Sunday in the Park chairwoman to be honored at JP Connections

 

Jane Edelstein

The Jewish Pavilion exists because of its vast amount of volunteers. For this reason, every year the Pavilion recognizes all its volunteers and honors two specifically at the annual JP Connections. This year Jane Edelstein and Lois Silverberg are the honorees.

Talk about jumping in with both feet-Jane Edelstein wears two hats at the Jewish Pavilion. Three years ago, when she first got involved as a volunteer with the Jewish Pavilion's Friends Board, she became the chairwoman of the fall Sunday in the Park festival and the Taste in the Park festival in the spring.

"Jane is a superb volunteer," said Nancy Ludin, executive director of Jewish Pavilion. "She joined the Friends Board and immediately began serving on planning committees. She volunteered to chair a new event-A Taste in the Park and did a fabulous job! The following year she chaired Sunday in the Park and again exceeded all expectations. Jane has excellent people skills. She is warm, compassionate and very bright!"


When Ludin introduced a new intergenerational program and was looking for a person to develop the program, Edelstein applied for the job and was hired last August.

"So, I have the paid position as intergenerational program director, and I still do my volunteering," she said, emphasizing that she keeps both "jobs" separate as best she can.

After graduating from Ohio University in Athens, Edelstein started as a writer/editor and sold advertising. She became the publisher and vice president of a business magazine in New York, eventually launching a magazine in the early 1980s for professionals.
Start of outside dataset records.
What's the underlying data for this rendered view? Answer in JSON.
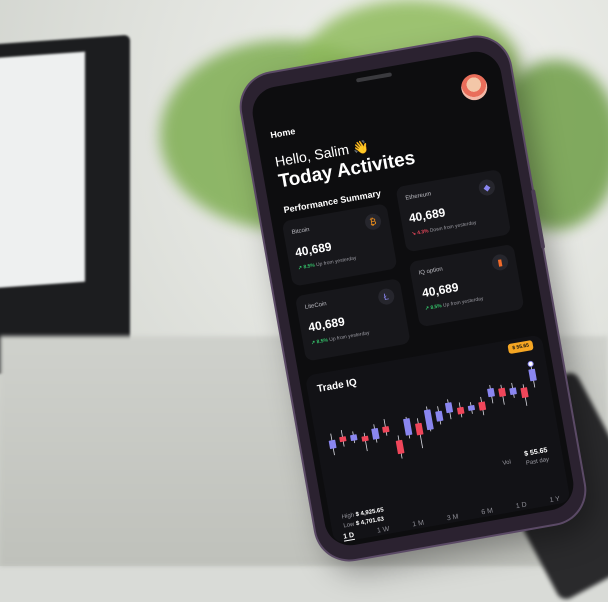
{
  "home": {
    "label": "Home"
  },
  "greeting": {
    "text": "Hello, Salim",
    "emoji": "👋"
  },
  "title": "Today Activites",
  "summary": {
    "section_title": "Performance Summary",
    "cards": [
      {
        "name": "Bitcoin",
        "value": "40,689",
        "change": "8.5%",
        "change_text": "Up from yesterday",
        "direction": "up",
        "icon": "₿"
      },
      {
        "name": "Ethereum",
        "value": "40,689",
        "change": "4.3%",
        "change_text": "Down from yesterday",
        "direction": "down",
        "icon": "◆"
      },
      {
        "name": "LiteCoin",
        "value": "40,689",
        "change": "8.5%",
        "change_text": "Up from yesterday",
        "direction": "up",
        "icon": "Ł"
      },
      {
        "name": "IQ option",
        "value": "40,689",
        "change": "8.5%",
        "change_text": "Up from yesterday",
        "direction": "up",
        "icon": "▮"
      }
    ]
  },
  "trade": {
    "title": "Trade IQ",
    "price_tag": "$ 55.65",
    "vol_label": "Vol",
    "vol_value": "$ 55.65",
    "vol_period": "Past day",
    "high_label": "High",
    "high_value": "$ 4,925.65",
    "low_label": "Low",
    "low_value": "$ 4,701.63",
    "timeframes": [
      "1 D",
      "1 W",
      "1 M",
      "3 M",
      "6 M",
      "1 D",
      "1 Y"
    ],
    "active_timeframe": "1 D",
    "colors": {
      "up": "#8a86f0",
      "down": "#f0465a",
      "wick": "#d8d8e0"
    }
  },
  "chart_data": {
    "type": "candlestick",
    "candles": [
      {
        "o": 40,
        "c": 50,
        "h": 58,
        "l": 32
      },
      {
        "o": 52,
        "c": 46,
        "h": 60,
        "l": 40
      },
      {
        "o": 45,
        "c": 52,
        "h": 56,
        "l": 42
      },
      {
        "o": 48,
        "c": 42,
        "h": 52,
        "l": 30
      },
      {
        "o": 42,
        "c": 55,
        "h": 60,
        "l": 38
      },
      {
        "o": 55,
        "c": 48,
        "h": 64,
        "l": 44
      },
      {
        "o": 36,
        "c": 20,
        "h": 42,
        "l": 14
      },
      {
        "o": 40,
        "c": 60,
        "h": 62,
        "l": 36
      },
      {
        "o": 52,
        "c": 38,
        "h": 58,
        "l": 22
      },
      {
        "o": 42,
        "c": 66,
        "h": 70,
        "l": 40
      },
      {
        "o": 50,
        "c": 62,
        "h": 68,
        "l": 46
      },
      {
        "o": 58,
        "c": 70,
        "h": 74,
        "l": 50
      },
      {
        "o": 62,
        "c": 54,
        "h": 68,
        "l": 50
      },
      {
        "o": 56,
        "c": 62,
        "h": 66,
        "l": 52
      },
      {
        "o": 64,
        "c": 54,
        "h": 70,
        "l": 48
      },
      {
        "o": 68,
        "c": 78,
        "h": 82,
        "l": 60
      },
      {
        "o": 76,
        "c": 66,
        "h": 80,
        "l": 56
      },
      {
        "o": 66,
        "c": 74,
        "h": 80,
        "l": 62
      },
      {
        "o": 72,
        "c": 60,
        "h": 76,
        "l": 50
      },
      {
        "o": 78,
        "c": 92,
        "h": 96,
        "l": 70
      }
    ],
    "ylim": [
      0,
      100
    ]
  }
}
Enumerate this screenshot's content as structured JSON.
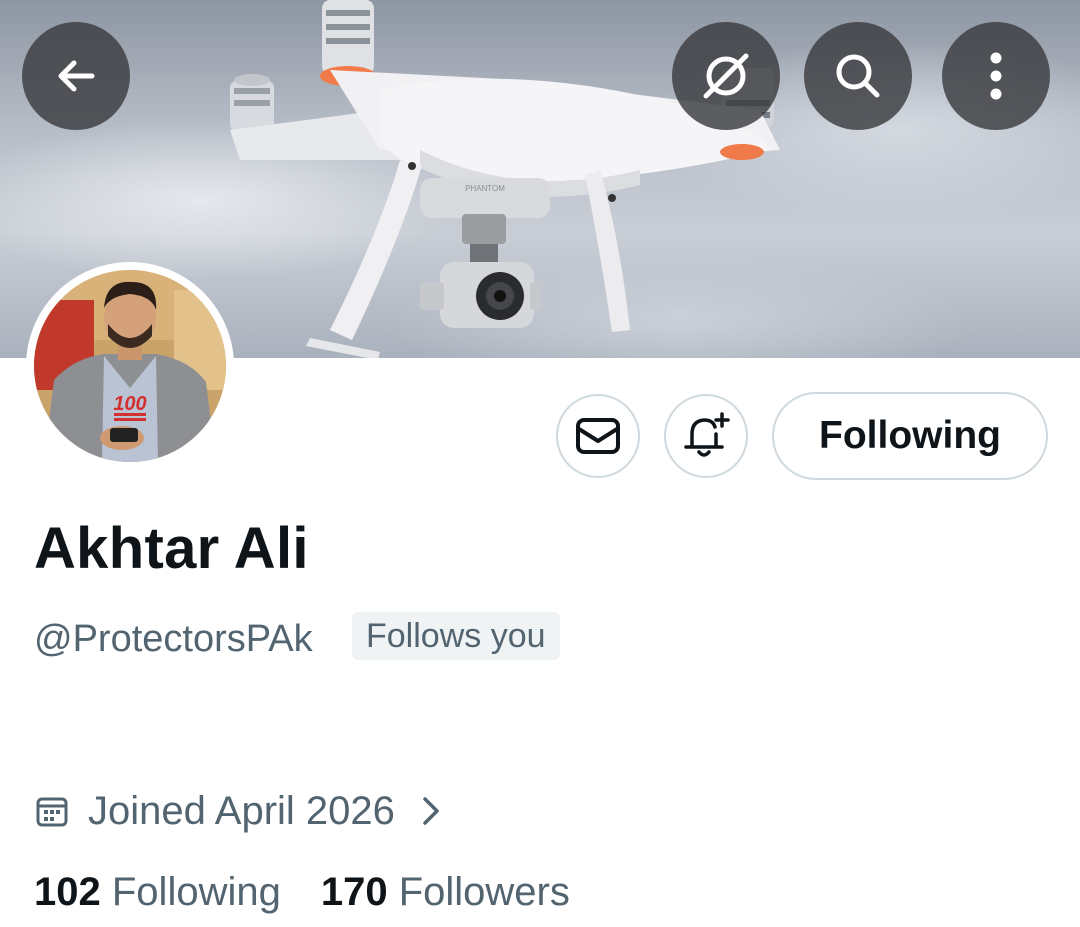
{
  "profile": {
    "display_name": "Akhtar Ali",
    "handle": "@ProtectorsPAk",
    "follows_you_badge": "Follows you",
    "joined": "Joined April 2026",
    "following_count": "102",
    "following_label": "Following",
    "followers_count": "170",
    "followers_label": "Followers"
  },
  "actions": {
    "follow_state_label": "Following"
  },
  "banner": {
    "drone_brand_text": "PHANTOM"
  },
  "avatar": {
    "shirt_emoji_text": "100"
  },
  "icons": {
    "back": "arrow-left-icon",
    "grok": "slash-circle-icon",
    "search": "search-icon",
    "more": "more-vertical-icon",
    "message": "envelope-icon",
    "notify": "bell-plus-icon",
    "calendar": "calendar-icon",
    "chevron": "chevron-right-icon"
  },
  "colors": {
    "text_primary": "#0f1419",
    "text_secondary": "#536471",
    "border": "#cfd9de",
    "badge_bg": "#eff3f4",
    "overlay_button_bg": "#3a3c40"
  }
}
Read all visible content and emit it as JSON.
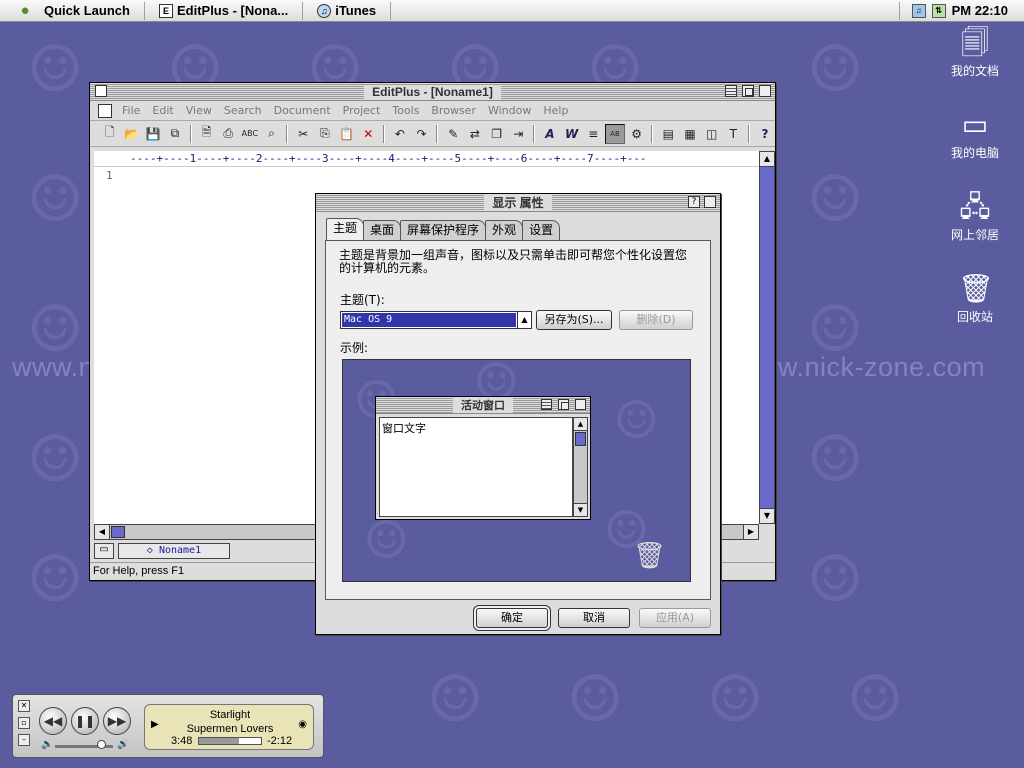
{
  "menubar": {
    "quick_launch": "Quick Launch",
    "editplus_task": "EditPlus - [Nona...",
    "itunes_task": "iTunes",
    "clock": "PM 22:10"
  },
  "desktop": {
    "watermark": "www.nick-zone.com",
    "icons": [
      {
        "label": "我的文档",
        "icon": "documents-icon"
      },
      {
        "label": "我的电脑",
        "icon": "computer-icon"
      },
      {
        "label": "网上邻居",
        "icon": "network-icon"
      },
      {
        "label": "回收站",
        "icon": "trash-icon"
      }
    ]
  },
  "editplus": {
    "title": "EditPlus - [Noname1]",
    "menu": [
      "File",
      "Edit",
      "View",
      "Search",
      "Document",
      "Project",
      "Tools",
      "Browser",
      "Window",
      "Help"
    ],
    "ruler": "----+----1----+----2----+----3----+----4----+----5----+----6----+----7----+---",
    "line_number": "1",
    "doc_tab": "◇ Noname1",
    "status": "For Help, press F1"
  },
  "display_properties": {
    "title": "显示 属性",
    "tabs": [
      "主题",
      "桌面",
      "屏幕保护程序",
      "外观",
      "设置"
    ],
    "selected_tab": "主题",
    "description": "主题是背景加一组声音，图标以及只需单击即可帮您个性化设置您的计算机的元素。",
    "theme_label": "主题(T):",
    "theme_value": "Mac OS 9",
    "save_as_button": "另存为(S)...",
    "delete_button": "删除(D)",
    "sample_label": "示例:",
    "preview": {
      "window_title": "活动窗口",
      "window_text": "窗口文字"
    },
    "ok_button": "确定",
    "cancel_button": "取消",
    "apply_button": "应用(A)"
  },
  "itunes": {
    "song": "Starlight",
    "artist": "Supermen Lovers",
    "elapsed": "3:48",
    "remaining": "-2:12",
    "progress": 0.64,
    "volume": 0.8
  },
  "colors": {
    "desktop": "#5b5b9f",
    "selection": "#3333aa",
    "scroll_accent": "#6a6acc"
  }
}
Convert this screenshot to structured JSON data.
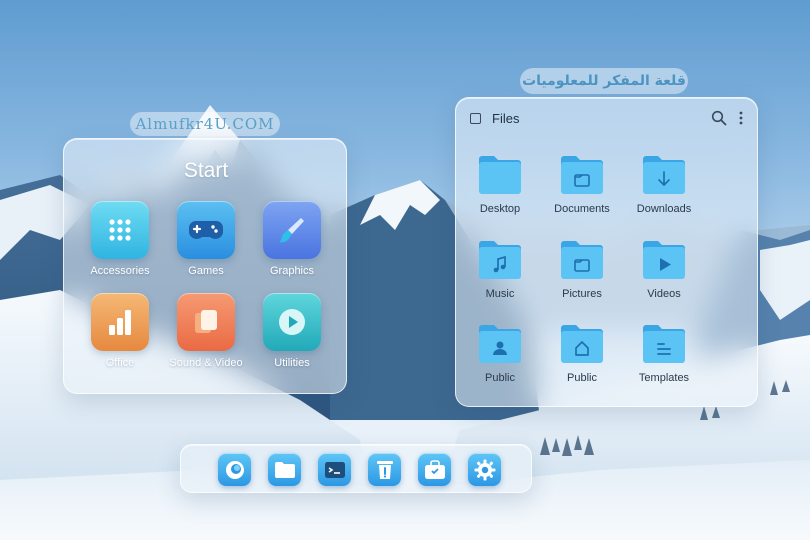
{
  "watermark": {
    "latin": "Almufkr4U.COM",
    "arabic": "قلعة المفكر للمعلوميات"
  },
  "start_menu": {
    "title": "Start",
    "apps": [
      {
        "label": "Accessories",
        "icon": "grid-icon",
        "color": "#3fc6e8"
      },
      {
        "label": "Games",
        "icon": "gamepad-icon",
        "color": "#3a9fe0"
      },
      {
        "label": "Graphics",
        "icon": "brush-icon",
        "color": "#5a7fe6"
      },
      {
        "label": "Office",
        "icon": "bar-chart-icon",
        "color": "#f0a25a"
      },
      {
        "label": "Sound & Video",
        "icon": "media-icon",
        "color": "#f07a56"
      },
      {
        "label": "Utilities",
        "icon": "play-icon",
        "color": "#2ec0c8"
      }
    ]
  },
  "file_manager": {
    "title": "Files",
    "folders": [
      {
        "label": "Desktop",
        "icon": "folder-icon"
      },
      {
        "label": "Documents",
        "icon": "folder-documents-icon"
      },
      {
        "label": "Downloads",
        "icon": "folder-downloads-icon"
      },
      {
        "label": "Music",
        "icon": "folder-music-icon"
      },
      {
        "label": "Pictures",
        "icon": "folder-pictures-icon"
      },
      {
        "label": "Videos",
        "icon": "folder-videos-icon"
      },
      {
        "label": "Public",
        "icon": "folder-public-user-icon"
      },
      {
        "label": "Public",
        "icon": "folder-home-icon"
      },
      {
        "label": "Templates",
        "icon": "folder-templates-icon"
      }
    ]
  },
  "dock": {
    "items": [
      "browser-icon",
      "files-icon",
      "terminal-icon",
      "trash-icon",
      "store-icon",
      "settings-icon"
    ]
  },
  "colors": {
    "folder": "#5cc4f4",
    "folder_tab": "#3aa6e6",
    "dock_blue": "#2c98e4"
  }
}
With a background in business magazine publishing, Edelstein came to Central Florida in 2008 from Shaker Heights, Ohio, to accept a job as the director of convention marketing of the Convention Business Bureau. She was there until 2011. Now, in addition to her volunteer work and development of the intergenerational program at the Pavilion, she still writes and does marketing.

Edelstein is excited about the intergenerational program. "It goes two ways now. Seniors benefit from the young people and the young people have a lot to learn from the seniors," she said.

"We've just scratched the surface of intergenerational programming because there are demands on both sides," Edelstein stated.

For example, the first program she did was with Amy Geboff and the Congregation Ohev Shalom teens. "We had 10 -12 teens and 24 seniors. Amy led a structured discussion where we talked about different Jewish values. Each table consisted of some youth and seniors who rated the values. So, basically, they ended up talking about the values."


What kind of values? Jewish learning, family, monetary success, involvement in synagogue.

"The exchange of thoughts and opinions was very lively!" Edelstein said, adding that all the teens and seniors unanimously desire to do this on a regular basis.

Other intergenerational programs include one-on-one programs in which bar or bat mitzvah students do their projects with a senior, and new miscellaneous programs such as classes and parties.

Whether volunteering or developing the intergenerational program, Edelstein works closely with the four Jewish Pavilion program directors and the assisted-living facilities activities directors, all of which keeps her very busy.

JP Connections will be held Thursday, Dec. 8, 11 a.m., at the Altamonte Hilton. Couvert, $25; Patron tickets for $50 include $25 in shopping bucks; Patron tickets for $100 include $75 in shopping tickets.